La società barbaricina è stata fortemente impegnata da una cultura di tipo dionisiaco, intendendo per tale tutte le valorizzazioni comportamentali legate al culto di Dioniso. La natura di questo dio era tradizionalmente crudele e sanguinaria nella gestione dei rapporti interpersonali. In questo caso la cultura barbaricina, ha recepito, e ancora conserva dentro di sé, movimenti emotivi ed affettivi alla base di alcune manifestazioni comportamentali della cultura dionisiaca, derivanti, dalla valorizzazione dell'omicidio rituale e sacrificatorio delle vittime, dalla valorizzazione dei complessi riti orgiastici con il culto del sangue umano e le manifestazioni aggressivo-guerriere delle cerimonie pubbliche e iniziatiche, nel corso delle quali era sbranata la carne cruda di animali vivi.
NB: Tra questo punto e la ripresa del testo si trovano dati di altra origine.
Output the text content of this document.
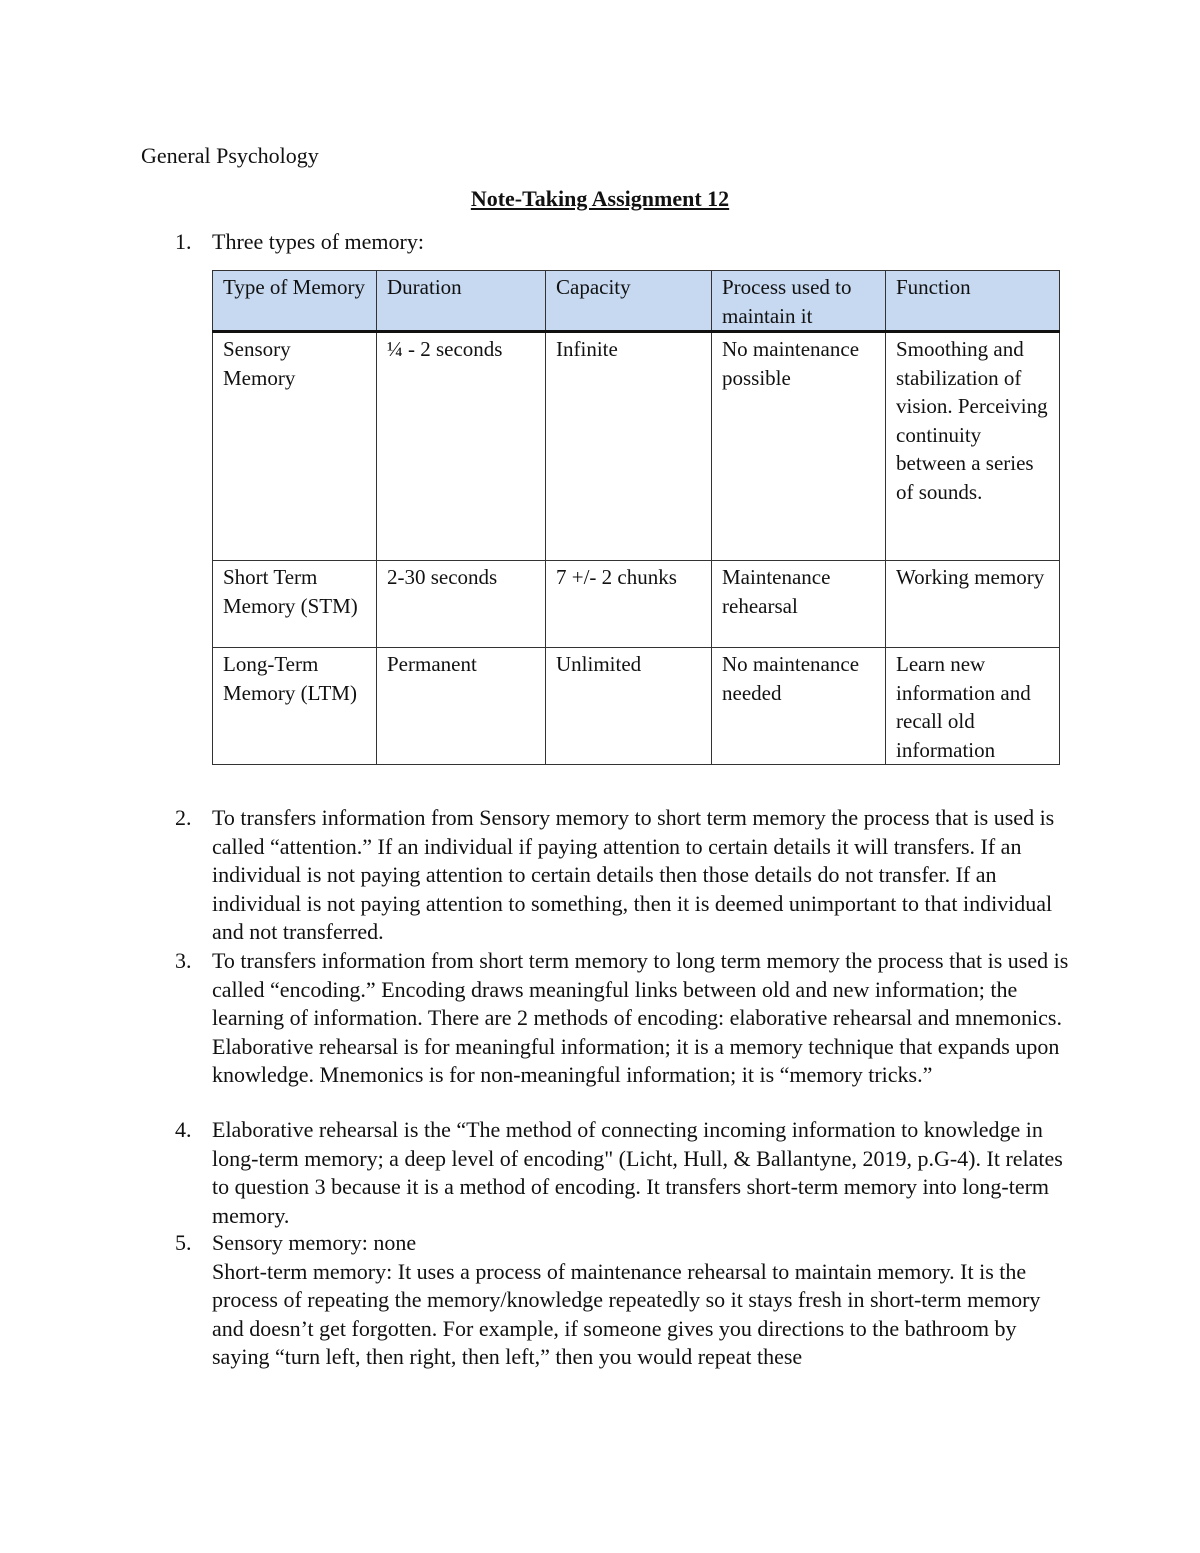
General Psychology
Note-Taking Assignment 12
1. Three types of memory:
Type of Memory	Duration	Capacity	Process used to maintain it	Function
Sensory Memory	¼ - 2 seconds	Infinite	No maintenance possible	Smoothing and stabilization of vision. Perceiving continuity between a series of sounds.
Short Term Memory (STM)	2-30 seconds	7 +/- 2 chunks	Maintenance rehearsal	Working memory
Long-Term Memory (LTM)	Permanent	Unlimited	No maintenance needed	Learn new information and recall old information
2. To transfers information from Sensory memory to short term memory the process that is used is called “attention.” If an individual if paying attention to certain details it will transfers. If an individual is not paying attention to certain details then those details do not transfer. If an individual is not paying attention to something, then it is deemed unimportant to that individual and not transferred.
3. To transfers information from short term memory to long term memory the process that is used is called “encoding.” Encoding draws meaningful links between old and new information; the learning of information. There are 2 methods of encoding: elaborative rehearsal and mnemonics. Elaborative rehearsal is for meaningful information; it is a memory technique that expands upon knowledge. Mnemonics is for non-meaningful information; it is “memory tricks.”
4. Elaborative rehearsal is the “The method of connecting incoming information to knowledge in long-term memory; a deep level of encoding" (Licht, Hull, & Ballantyne, 2019, p.G-4). It relates to question 3 because it is a method of encoding. It transfers short-term memory into long-term memory.
5. Sensory memory: none
Short-term memory: It uses a process of maintenance rehearsal to maintain memory. It is the process of repeating the memory/knowledge repeatedly so it stays fresh in short-term memory and doesn’t get forgotten. For example, if someone gives you directions to the bathroom by saying “turn left, then right, then left,” then you would repeat these
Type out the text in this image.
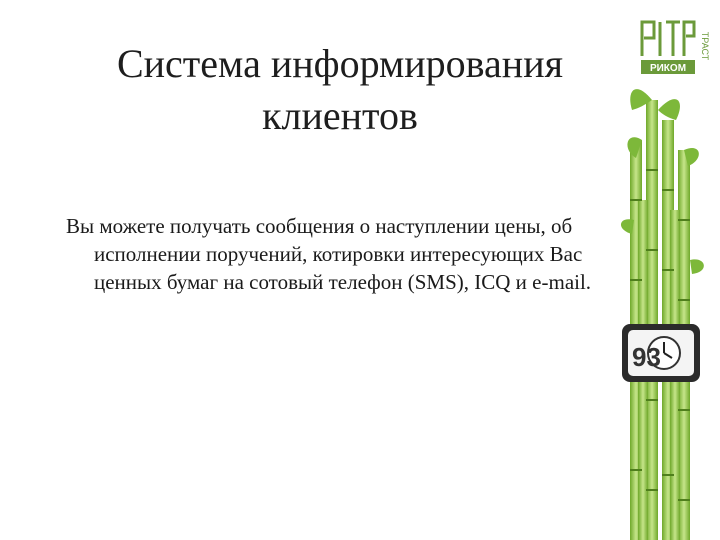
Система информирования
клиентов
Вы можете получать сообщения о наступлении цены, об исполнении поручений, котировки интересующих Вас ценных бумаг на сотовый телефон (SMS), ICQ и e-mail.
РИКОМ
ТРАСТ
93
Un esempio di culto dionisiaco ancora vivo e presente è sottolineato dalle maschere che accompagnano i riti di festa pubblica che accompagnano i riti di festa pubblica nel periodo carnevalesco barbaricino, che <<ha continuato a mantenere l'aspetto tragico da cui traeva origine ripetendo anno dopo anno con società, come in un rito, la commemorazione di Dioniso che ogni anno nasceva a primavera come la vegetazione>>. Il rito, inizialmente in onore di Dioniso, avveniva attraverso la passione e la morte di una vittima destinata a rappresentare la morte e la passione del dio stesso. Attualmente, dopo che i Romani proibirono sacrifici umani, il rito è stato simbolizzato. 
Questi riti, presentano la caratteristica di essere rappresentati in Barbagia con una modalità ancora selvaggia e cruenta. Ogni paese ha conservato qualcosa di questa raffigurazione che non ha nulla di gioioso, quello che prevale è l'aspetto tragico del rito. Cupo a mamoiada, selvaggio a Ottana, cruento a Lula, agreste a Ortelli. Il carnevale barbaricino, come ripetizione pur banalizzata e ritualizzata di un rito dionisiaco omicidiario, ha continuato a ripetere, in una fissità millenaria attraverso le <<mascheras bruttas>> (le maschere sporche), questi antichi riti orgiastici.